House debates

Thursday, 13 August 2015

Adjournment

National Allergy Strategy

11:52 am

Photo of Ms Anna BurkeMs Anna Burke (Chisholm, Australian Labor Party) Share this | | Hansard source

  I rise to congratulate the Australasian Society of Clinical Immunology and Allergy, ASCIA, and Allergy and Anaphylaxis Australia, on the successful launch of the National Allergy Strategy last week. I really commend this document to all of my colleagues in this parliament, because there is somebody in your electorate, somebody in your family, who is afflicted by an allergy that could be serious and life threatening. The launch of the strategy is the culmination of years of research, extensive consultation and hard work, and it offers a comprehensive set of solutions to the problems of managing the serious risks to health and life that allergic diseases pose.

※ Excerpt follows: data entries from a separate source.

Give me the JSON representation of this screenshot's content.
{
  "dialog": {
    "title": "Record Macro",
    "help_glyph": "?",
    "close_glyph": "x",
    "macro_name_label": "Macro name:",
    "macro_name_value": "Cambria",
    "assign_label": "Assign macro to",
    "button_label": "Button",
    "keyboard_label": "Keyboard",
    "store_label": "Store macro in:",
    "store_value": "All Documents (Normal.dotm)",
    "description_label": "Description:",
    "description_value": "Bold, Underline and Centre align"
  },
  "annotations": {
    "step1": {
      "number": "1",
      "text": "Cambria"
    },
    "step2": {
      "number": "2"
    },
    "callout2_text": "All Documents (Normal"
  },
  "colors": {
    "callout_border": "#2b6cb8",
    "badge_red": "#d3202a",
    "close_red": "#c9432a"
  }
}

More than four million Australians are currently affected by allergic disease. It is one of the fastest growing diseases in Australia, although we do not entirely know why. Almost 20 per cent of the Australian population has a confirmed allergic disease, hospital admissions for anaphylaxis have increased fivefold in the last 20 years and 10 per cent of infants have an immediate food allergy. That is one in 10 babies with a potentially life threatening food allergy. For new parents it is often difficult to navigate the sometimes conflicting advice about what food to introduce, and when, in their child's first year—conflicting advice that has developed through a lack of proper awareness of what is actually best practice, and unclear and inconsistent clinical guidelines across jurisdictions. Many parents may still be told to hold back on foods that are likely to cause allergic reactions until after their child is older than 12 months, when in fact the most up-to-date research suggests that the later those foods are introduced, the more likely it is that the child will develop an allergy to them. The National Allergy Strategy brings together all of the evidence about what is known to work and offers governments vital tools, such as a consistent approach to allergy prevention and more effective ways of organising care, so that expertise is more available to patients and families.

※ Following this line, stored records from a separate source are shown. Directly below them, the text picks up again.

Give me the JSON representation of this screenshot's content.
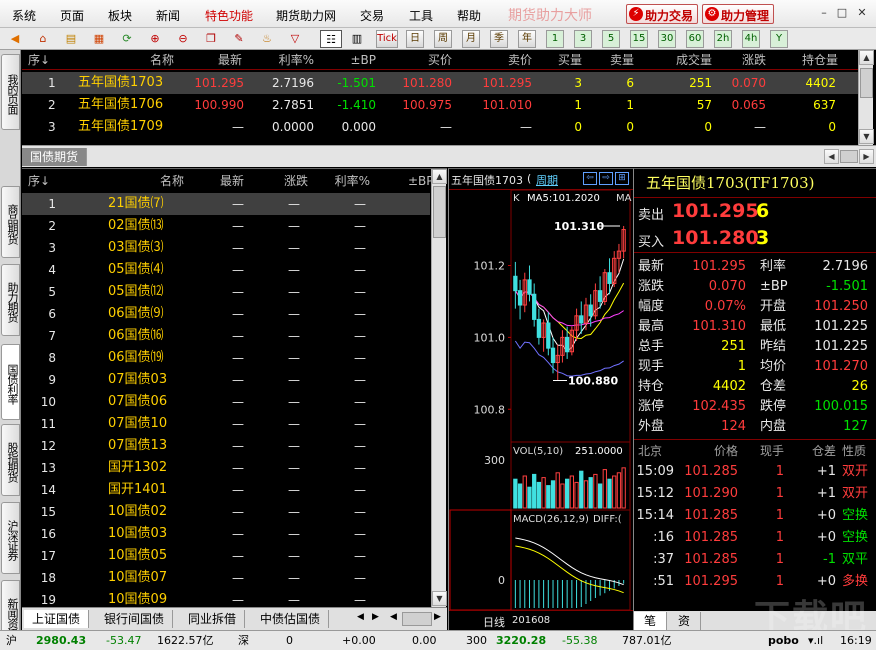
{
  "menu": [
    "系统",
    "页面",
    "板块",
    "新闻",
    "特色功能",
    "期货助力网",
    "交易",
    "工具",
    "帮助"
  ],
  "brand": "期货助力大师",
  "buttons": {
    "trade": "助力交易",
    "manage": "助力管理"
  },
  "window": {
    "minimize": "–",
    "restore": "□",
    "close": "✕"
  },
  "toolbar_periods": [
    "日",
    "周",
    "月",
    "季",
    "年",
    "1",
    "3",
    "5",
    "15",
    "30",
    "60",
    "2h",
    "4h",
    "Y"
  ],
  "toolbar_tick": "Tick",
  "side_tabs": [
    "我的页面",
    "商品期货",
    "助力期货",
    "国债利率",
    "股指期货",
    "沪深证券",
    "新闻资讯"
  ],
  "top_table": {
    "headers": [
      "序↓",
      "名称",
      "最新",
      "利率%",
      "±BP",
      "买价",
      "卖价",
      "买量",
      "卖量",
      "成交量",
      "涨跌",
      "持仓量"
    ],
    "rows": [
      [
        "1",
        "五年国债1703",
        "101.295",
        "2.7196",
        "-1.501",
        "101.280",
        "101.295",
        "3",
        "6",
        "251",
        "0.070",
        "4402"
      ],
      [
        "2",
        "五年国债1706",
        "100.990",
        "2.7851",
        "-1.410",
        "100.975",
        "101.010",
        "1",
        "1",
        "57",
        "0.065",
        "637"
      ],
      [
        "3",
        "五年国债1709",
        "—",
        "0.0000",
        "0.000",
        "—",
        "—",
        "0",
        "0",
        "0",
        "—",
        "0"
      ]
    ],
    "tab": "国债期货"
  },
  "bond_table": {
    "headers": [
      "序↓",
      "名称",
      "最新",
      "涨跌",
      "利率%",
      "±BP"
    ],
    "rows": [
      [
        "1",
        "21国债⑺"
      ],
      [
        "2",
        "02国债⒀"
      ],
      [
        "3",
        "03国债⑶"
      ],
      [
        "4",
        "05国债⑷"
      ],
      [
        "5",
        "05国债⑿"
      ],
      [
        "6",
        "06国债⑼"
      ],
      [
        "7",
        "06国债⒃"
      ],
      [
        "8",
        "06国债⒆"
      ],
      [
        "9",
        "07国债03"
      ],
      [
        "10",
        "07国债06"
      ],
      [
        "11",
        "07国债10"
      ],
      [
        "12",
        "07国债13"
      ],
      [
        "13",
        "国开1302"
      ],
      [
        "14",
        "国开1401"
      ],
      [
        "15",
        "10国债02"
      ],
      [
        "16",
        "10国债03"
      ],
      [
        "17",
        "10国债05"
      ],
      [
        "18",
        "10国债07"
      ],
      [
        "19",
        "10国债09"
      ]
    ],
    "dash": "—",
    "tabs": [
      "上证国债",
      "银行间国债",
      "同业拆借",
      "中债估国债"
    ]
  },
  "chart": {
    "title": "五年国债1703",
    "title_suffix": "(",
    "period_btn": "周期",
    "k_label": "K",
    "ma_label": "MA5:101.2020",
    "ma_label2": "MA",
    "high_label": "101.310",
    "low_label": "100.880",
    "y_ticks": [
      "101.2",
      "101.0",
      "100.8"
    ],
    "vol_label": "VOL(5,10)",
    "vol_value": "251.0000",
    "vol_tick": "300",
    "macd_label": "MACD(26,12,9)",
    "macd_label2": "DIFF:(",
    "macd_tick": "0",
    "footer_left": "日线",
    "footer_date": "201608"
  },
  "chart_data": {
    "type": "candlestick",
    "ylim": [
      100.72,
      101.36
    ],
    "candles": [
      [
        101.17,
        101.21,
        101.08,
        101.13
      ],
      [
        101.13,
        101.16,
        101.05,
        101.09
      ],
      [
        101.09,
        101.18,
        101.07,
        101.16
      ],
      [
        101.16,
        101.2,
        101.1,
        101.12
      ],
      [
        101.12,
        101.15,
        101.03,
        101.05
      ],
      [
        101.05,
        101.08,
        100.98,
        101.0
      ],
      [
        101.0,
        101.05,
        100.96,
        101.04
      ],
      [
        101.04,
        101.07,
        100.95,
        100.97
      ],
      [
        100.97,
        101.0,
        100.9,
        100.93
      ],
      [
        100.93,
        100.98,
        100.88,
        100.95
      ],
      [
        100.95,
        101.02,
        100.93,
        101.0
      ],
      [
        101.0,
        101.03,
        100.94,
        100.96
      ],
      [
        100.96,
        101.03,
        100.95,
        101.02
      ],
      [
        101.02,
        101.08,
        100.99,
        101.06
      ],
      [
        101.06,
        101.1,
        101.01,
        101.04
      ],
      [
        101.04,
        101.11,
        101.02,
        101.09
      ],
      [
        101.09,
        101.12,
        101.03,
        101.06
      ],
      [
        101.06,
        101.15,
        101.05,
        101.13
      ],
      [
        101.13,
        101.17,
        101.08,
        101.1
      ],
      [
        101.1,
        101.19,
        101.09,
        101.18
      ],
      [
        101.18,
        101.22,
        101.12,
        101.15
      ],
      [
        101.15,
        101.24,
        101.14,
        101.22
      ],
      [
        101.22,
        101.26,
        101.18,
        101.24
      ],
      [
        101.24,
        101.31,
        101.22,
        101.3
      ]
    ],
    "volume": [
      180,
      150,
      200,
      130,
      210,
      160,
      190,
      140,
      170,
      220,
      150,
      180,
      200,
      160,
      230,
      170,
      190,
      210,
      150,
      240,
      180,
      200,
      220,
      251
    ],
    "macd": [
      -0.05,
      -0.06,
      -0.07,
      -0.075,
      -0.08,
      -0.085,
      -0.08,
      -0.078,
      -0.074,
      -0.07,
      -0.065,
      -0.06,
      -0.055,
      -0.05,
      -0.045,
      -0.04,
      -0.035,
      -0.03,
      -0.026,
      -0.022,
      -0.018,
      -0.014,
      -0.01,
      -0.006
    ]
  },
  "quote": {
    "title": "五年国债1703(TF1703)",
    "sell_label": "卖出",
    "sell_price": "101.295",
    "sell_vol": "6",
    "buy_label": "买入",
    "buy_price": "101.280",
    "buy_vol": "3",
    "stats": [
      [
        "最新",
        "101.295",
        "利率",
        "2.7196"
      ],
      [
        "涨跌",
        "0.070",
        "±BP",
        "-1.501"
      ],
      [
        "幅度",
        "0.07%",
        "开盘",
        "101.250"
      ],
      [
        "最高",
        "101.310",
        "最低",
        "101.225"
      ],
      [
        "总手",
        "251",
        "昨结",
        "101.225"
      ],
      [
        "现手",
        "1",
        "均价",
        "101.270"
      ],
      [
        "持仓",
        "4402",
        "仓差",
        "26"
      ],
      [
        "涨停",
        "102.435",
        "跌停",
        "100.015"
      ],
      [
        "外盘",
        "124",
        "内盘",
        "127"
      ]
    ],
    "ticks_headers": [
      "北京",
      "价格",
      "现手",
      "仓差",
      "性质"
    ],
    "ticks": [
      [
        "15:09",
        "101.285",
        "1",
        "+1",
        "双开"
      ],
      [
        "15:12",
        "101.290",
        "1",
        "+1",
        "双开"
      ],
      [
        "15:14",
        "101.285",
        "1",
        "+0",
        "空换"
      ],
      [
        ":16",
        "101.285",
        "1",
        "+0",
        "空换"
      ],
      [
        ":37",
        "101.285",
        "1",
        "-1",
        "双平"
      ],
      [
        ":51",
        "101.295",
        "1",
        "+0",
        "多换"
      ]
    ],
    "tabs": [
      "笔",
      "资"
    ]
  },
  "status": {
    "sh_label": "沪",
    "sh_index": "2980.43",
    "sh_change": "-53.47",
    "sh_amount": "1622.57亿",
    "sz_label": "深",
    "sz_index": "0",
    "sz_change": "+0.00",
    "sz_amount": "0.00",
    "c3_label": "300",
    "c3_index": "3220.28",
    "c3_change": "-55.38",
    "c3_amount": "787.01亿",
    "logo": "pobo",
    "signal": "▾.ıl",
    "time": "16:19",
    "watermark": "下载吧"
  }
}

I was very pleased to be joined this week by leading paediatric allergy specialist Associate Professor Richard Loh and Maria Said, President of Allergy and Anaphylaxis Australia, who together chaired the National Allergy Strategy steering committee along with Dr Melanie Wong, president of ASCIA, and a significant number of other colleagues from across the parliament for our launch of the Parliamentary Allergy Alliance on Monday. I would like to thank the co-chairs, Senator Richard Di Natale and the member for Boothby. Richard and Maria have been driving forces for change in the way we approach allergy and I want to put on record my thanks to them and to everyone in the organisations they represent for their advocacy and persistence. It is hard work and they do it with passion and expertise. They do it on top of everything in their busy lives. It is also work that is helping to change lives.

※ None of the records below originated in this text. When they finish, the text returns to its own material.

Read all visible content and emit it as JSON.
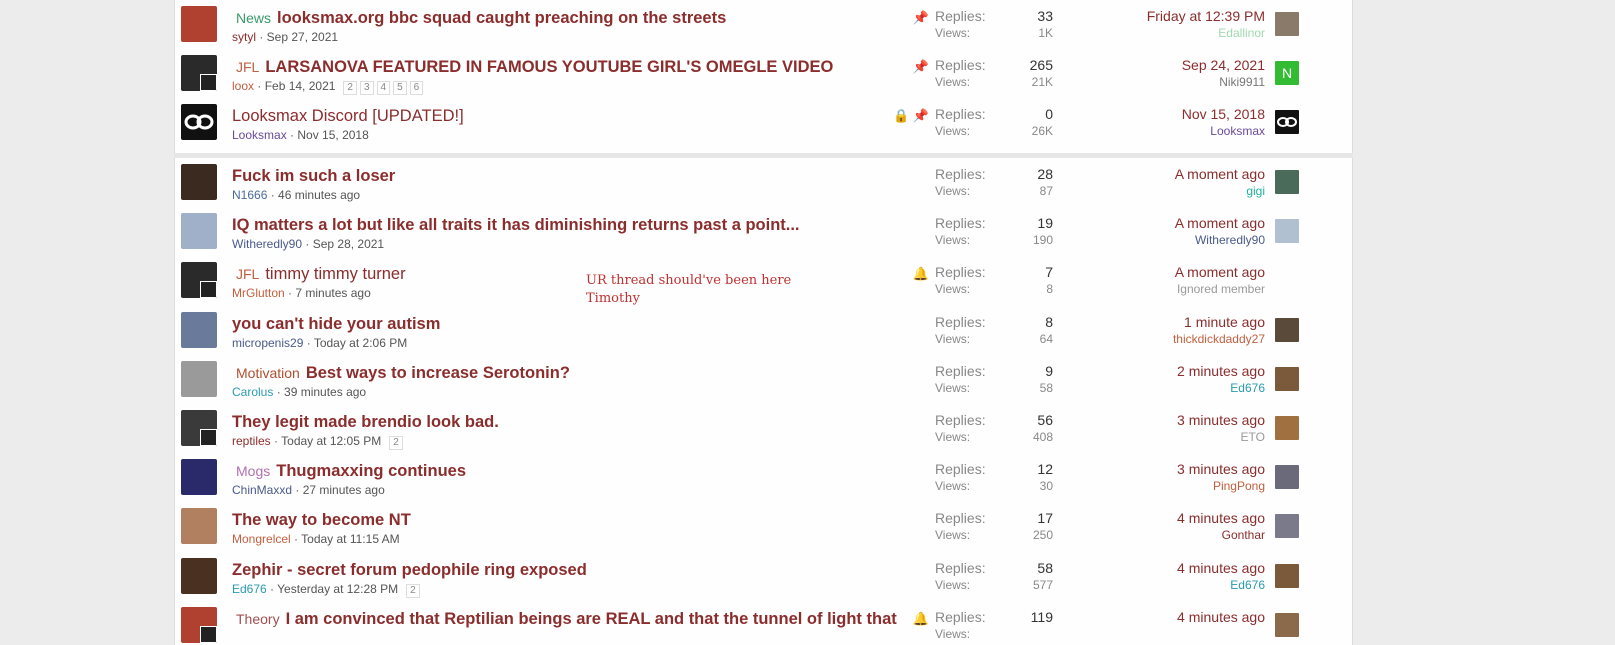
{
  "colors": {
    "title": "#8b2d2d",
    "background": "#ececec",
    "panel": "#fefefe"
  },
  "sticky_threads": [
    {
      "prefix": "News",
      "prefix_class": "p-news",
      "title": "looksmax.org bbc squad caught preaching on the streets",
      "author": "sytyl",
      "author_color": "#8b2d2d",
      "date": "Sep 27, 2021",
      "pages": [],
      "icons": "📌",
      "replies": "33",
      "views": "1K",
      "last_time": "Friday at 12:39 PM",
      "last_user": "Edallinor",
      "last_user_color": "#9fd9b0",
      "avatar_color": "#b04030",
      "avatar_mini": false,
      "last_avatar_color": "#8a7a6a"
    },
    {
      "prefix": "JFL",
      "prefix_class": "p-jfl",
      "title": "LARSANOVA FEATURED IN FAMOUS YOUTUBE GIRL'S OMEGLE VIDEO",
      "author": "loox",
      "author_color": "#c06040",
      "date": "Feb 14, 2021",
      "pages": [
        "2",
        "3",
        "4",
        "5",
        "6"
      ],
      "icons": "📌",
      "replies": "265",
      "views": "21K",
      "last_time": "Sep 24, 2021",
      "last_user": "Niki9911",
      "last_user_color": "#777777",
      "avatar_color": "#2a2a2a",
      "avatar_mini": true,
      "last_avatar_color": "#33bb33",
      "last_avatar_letter": "N"
    },
    {
      "prefix": "",
      "prefix_class": "",
      "title": "Looksmax Discord [UPDATED!]",
      "light": true,
      "author": "Looksmax",
      "author_color": "#6a4a9a",
      "date": "Nov 15, 2018",
      "pages": [],
      "icons": "🔒 📌",
      "replies": "0",
      "views": "26K",
      "last_time": "Nov 15, 2018",
      "last_user": "Looksmax",
      "last_user_color": "#6a4a9a",
      "avatar_color": "#111111",
      "avatar_mini": false,
      "last_avatar_color": "#111111",
      "avatar_logo": true
    }
  ],
  "threads": [
    {
      "prefix": "",
      "title": "Fuck im such a loser",
      "author": "N1666",
      "author_color": "#4a6a9a",
      "date": "46 minutes ago",
      "pages": [],
      "icons": "",
      "replies": "28",
      "views": "87",
      "last_time": "A moment ago",
      "last_user": "gigi",
      "last_user_color": "#22b0a0",
      "avatar_color": "#3a2a20",
      "avatar_mini": false,
      "last_avatar_color": "#4a6a5a"
    },
    {
      "prefix": "",
      "title": "IQ matters a lot but like all traits it has diminishing returns past a point...",
      "author": "Witheredly90",
      "author_color": "#4a5a8a",
      "date": "Sep 28, 2021",
      "pages": [],
      "icons": "",
      "replies": "19",
      "views": "190",
      "last_time": "A moment ago",
      "last_user": "Witheredly90",
      "last_user_color": "#4a5a8a",
      "avatar_color": "#a0b0c8",
      "avatar_mini": false,
      "last_avatar_color": "#b0c0d0"
    },
    {
      "prefix": "JFL",
      "prefix_class": "p-jfl",
      "title": "timmy timmy turner",
      "light": true,
      "author": "MrGlutton",
      "author_color": "#c06040",
      "date": "7 minutes ago",
      "pages": [],
      "icons": "🔔",
      "replies": "7",
      "views": "8",
      "last_time": "A moment ago",
      "last_user": "Ignored member",
      "last_user_color": "#999999",
      "avatar_color": "#2a2a2a",
      "avatar_mini": true,
      "last_avatar_color": "#fefefe"
    },
    {
      "prefix": "",
      "title": "you can't hide your autism",
      "author": "micropenis29",
      "author_color": "#4a5a8a",
      "date": "Today at 2:06 PM",
      "pages": [],
      "icons": "",
      "replies": "8",
      "views": "64",
      "last_time": "1 minute ago",
      "last_user": "thickdickdaddy27",
      "last_user_color": "#c06040",
      "avatar_color": "#6a7a9a",
      "avatar_mini": false,
      "last_avatar_color": "#5a4a3a"
    },
    {
      "prefix": "Motivation",
      "prefix_class": "p-mot",
      "title": "Best ways to increase Serotonin?",
      "author": "Carolus",
      "author_color": "#2a9ab0",
      "date": "39 minutes ago",
      "pages": [],
      "icons": "",
      "replies": "9",
      "views": "58",
      "last_time": "2 minutes ago",
      "last_user": "Ed676",
      "last_user_color": "#2a9ab0",
      "avatar_color": "#9a9a9a",
      "avatar_mini": false,
      "last_avatar_color": "#7a5a3a"
    },
    {
      "prefix": "",
      "title": "They legit made brendio look bad.",
      "author": "reptiles",
      "author_color": "#8b2d2d",
      "date": "Today at 12:05 PM",
      "pages": [
        "2"
      ],
      "icons": "",
      "replies": "56",
      "views": "408",
      "last_time": "3 minutes ago",
      "last_user": "ETO",
      "last_user_color": "#999999",
      "avatar_color": "#3a3a3a",
      "avatar_mini": true,
      "last_avatar_color": "#a07040"
    },
    {
      "prefix": "Mogs",
      "prefix_class": "p-mogs",
      "title": "Thugmaxxing continues",
      "author": "ChinMaxxd",
      "author_color": "#4a5a8a",
      "date": "27 minutes ago",
      "pages": [],
      "icons": "",
      "replies": "12",
      "views": "30",
      "last_time": "3 minutes ago",
      "last_user": "PingPong",
      "last_user_color": "#c06040",
      "avatar_color": "#2a2a6a",
      "avatar_mini": false,
      "last_avatar_color": "#6a6a7a"
    },
    {
      "prefix": "",
      "title": "The way to become NT",
      "author": "Mongrelcel",
      "author_color": "#c06040",
      "date": "Today at 11:15 AM",
      "pages": [],
      "icons": "",
      "replies": "17",
      "views": "250",
      "last_time": "4 minutes ago",
      "last_user": "Gonthar",
      "last_user_color": "#8b2d2d",
      "avatar_color": "#b08060",
      "avatar_mini": false,
      "last_avatar_color": "#7a7a8a"
    },
    {
      "prefix": "",
      "title": "Zephir - secret forum pedophile ring exposed",
      "author": "Ed676",
      "author_color": "#2a9ab0",
      "date": "Yesterday at 12:28 PM",
      "pages": [
        "2"
      ],
      "icons": "",
      "replies": "58",
      "views": "577",
      "last_time": "4 minutes ago",
      "last_user": "Ed676",
      "last_user_color": "#2a9ab0",
      "avatar_color": "#4a3020",
      "avatar_mini": false,
      "last_avatar_color": "#7a5a3a"
    },
    {
      "prefix": "Theory",
      "prefix_class": "p-theory",
      "title": "I am convinced that Reptilian beings are REAL and that the tunnel of light that",
      "author": "",
      "author_color": "#8b2d2d",
      "date": "",
      "pages": [],
      "icons": "🔔",
      "replies": "119",
      "views": "",
      "last_time": "4 minutes ago",
      "last_user": "",
      "last_user_color": "#2a9ab0",
      "avatar_color": "#b04030",
      "avatar_mini": true,
      "last_avatar_color": "#8a6a4a"
    }
  ],
  "labels": {
    "replies": "Replies:",
    "views": "Views:"
  },
  "note": {
    "line1": "UR thread should've been here",
    "line2": "Timothy"
  }
}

Dr Chiu Lam and his daughter told us about the tragedy of their experience with anaphylaxis. Dr Lam told us about his two beautiful daughters, Penelope and Isobelle, who both developed serious allergies when they were very young. Among their many food allergies—and they are numerous—was a milk allergy. A milk allergy is one of the most serious allergies and, sadly, many people confuse it with being lactose intolerant, which it is not. A milk allergy causes an anaphylactic reaction to particular milk proteins. The family were always extremely careful about the food their children ate. One night, a friend brought a dessert to their home. They discussed what the ingredients were, they itemised everything and they thought that it would be safe for the girls to eat. They were assured that it was a particular dessert containing only flour, sugar and water. It did not; it also contained milk. The two girls, Isobelle and Penelope, had anaphylactic reactions. Tragically, later that night Penelope, just eight years old, died. Isobelle, fortunately, went on to make a full recovery. She is now a gorgeous seven-year-old girl—eight in October, she tells us. She desperately misses her sister, a sister she loved more than anything. On Monday, this brave seven—soon to be eight—year-old stood in front of a room of members and senators in this place and told us in her own words how she does not want this to happen to anybody else ever again.

This is exactly the kind of tragedy that the National Allergy Strategy can help us prevent through a consistent national approach and through formal recognition of allergic disease, a chronic condition that requires treatment and proper management. It is a disease that can kill people and we need to understand this tragedy. It is excellent news that the Minister for Health has asked the department to provide funding to ASCIA to assist in consulting with the states and territories on the strategy—and I thank her—but I encourage the minister and future health ministers to seriously consider the genuine merits of the National Allergy Strategy and become the health minister who ensures it is implemented across the country and that allergic disease is listed alongside diseases like asthma and diabetes as a chronic condition—a life-threatening condition that can take the life of a beautiful child who will not get to grow and see even year 7.